Галерея была заперта, на звонок в дверь никто не ответил. Объявление сообщало, что выставки работают по предварительной записи, и был указан телефон. Я просунула письмо под дверь, но тут же передумала и попыталась вытащить его. Однако ничего не получалось. Смеркалось, было очень холодно, и мне стало смешно от нелепости ситуации. В темной дымке витрин я видела, как мы с Анной стоим друг против друга на вернисаже, мой взгляд скользит по картинам, силуэтам, лицам, приветственным возгласам, поцелуям, рукопожатиям, улыбкам. Бокалы наполняются вином. Лицо Анны застыло, мой взгляд блуждает, разговор не клеится. Я нервничала из-за того, что может появиться Томас и мне придется снова смотреть на него, протягивать ему руку и выдерживать его взгляд. Хотя я до сих пор не уверена, был он там или нет.
С того лета я его больше не видела. В своих воспоминаниях я снова и снова подхватываю рюкзак с заднего сиденья, хлопая дверцей машины. Собака мгновенно прыгает вперед на мое место и лихорадочно лижет Томасу шею, а он, наклоняясь к рулю, заводит автомобиль. Колеса чуть скрипят, когда машина разворачивается. Я жду до тех пор, пока звук двигателя не стихает вдалеке, и ухожу в дом.
* * *
После поездки в Биарриц наступила тяжелая осень. Хотя мы собирались в Африку, в силу известных причин поездка не состоялась. Анна вернулась через несколько недель после меня. Она не давала о себе знать, но я понимала, что она может появиться в любой момент. Мы не обсуждали случившееся. Анна тихо вошла в гостиную с рюкзаком, мы в один голос воскликнули, что счастливы вновь оказаться вместе и никогда больше не расстанемся. Имя Томаса мы не упоминали. Анна выглядела похудевшей, бледной, я же оставалась загорелой. Зато она хорошо спала по ночам, чего нельзя было сказать обо мне.
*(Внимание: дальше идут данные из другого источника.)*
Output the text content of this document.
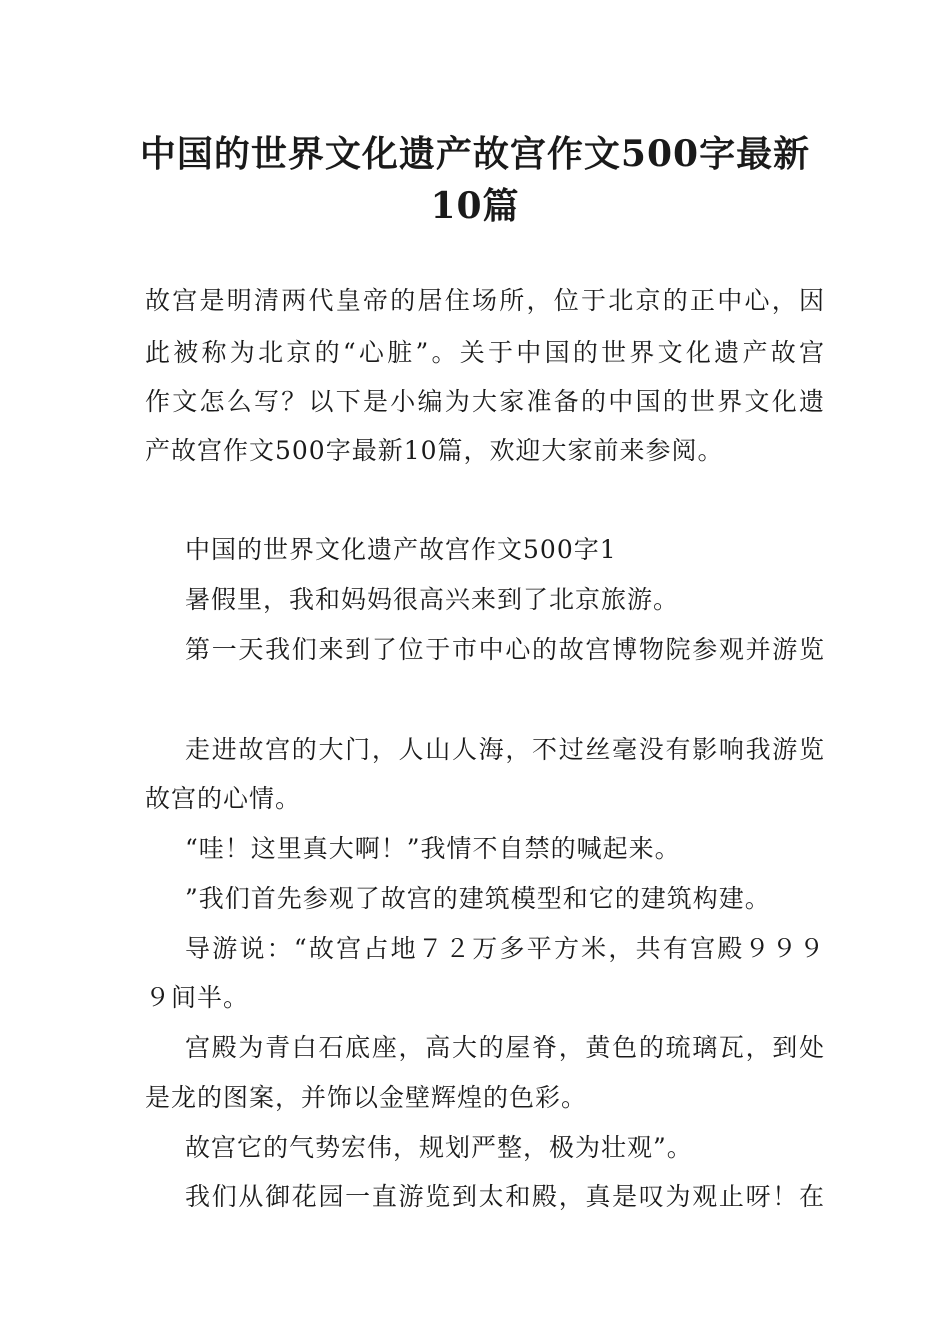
中国的世界文化遗产故宫作文500字最新
10篇
故宫是明清两代皇帝的居住场所，位于北京的正中心，因
此被称为北京的“心脏”。关于中国的世界文化遗产故宫
作文怎么写？以下是小编为大家准备的中国的世界文化遗
产故宫作文500字最新10篇，欢迎大家前来参阅。
中国的世界文化遗产故宫作文500字1
暑假里，我和妈妈很高兴来到了北京旅游。
第一天我们来到了位于市中心的故宫博物院参观并游览
走进故宫的大门，人山人海，不过丝毫没有影响我游览
故宫的心情。
“哇！这里真大啊！”我情不自禁的喊起来。
”我们首先参观了故宫的建筑模型和它的建筑构建。
导游说：“故宫占地７２万多平方米，共有宫殿９９９
９间半。
宫殿为青白石底座，高大的屋脊，黄色的琉璃瓦，到处
是龙的图案，并饰以金壁辉煌的色彩。
故宫它的气势宏伟，规划严整，极为壮观”。
我们从御花园一直游览到太和殿，真是叹为观止呀！在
Мы скромно отметили приезд Анны в тихом кафе, против обыкновения не пригласив никого из друзей. Утром проснулись с головной болью от дешевого вина и подкалывали друг друга за дурные привычки, от которых надо избавляться. Наши сбережения медленно таяли, унося в небытие мечты об Африке. Вечера мы проводили в барах, как одержимые покупали одежду, сумки и обувь, которыми почти не пользовались, и… тревожно наблюдали друг за другом. По утрам из спальни Анны выходили мужчины, а потом она демонстрировала новую шаль, духи или жемчужный браслет. Мне не хотелось смотреть на эти вещи, равно как и на мужчин в ее комнате.
Я плохо спала и просыпалась рано, всегда первой. Осень дарила нам свой прощальный золотой свет, струящийся из окон на рассвете. Я поднималась и заглядывала в приоткрытую дверь комнаты Анны. Там либо царил идеальный порядок, либо полный хаос: на полу разбросаны бумаги, одежда, стол заставлен грязными чашками и тарелками. Я вспоминаю один из таких сумасшедших дней. Анна только что проснулась и зашла в кухню.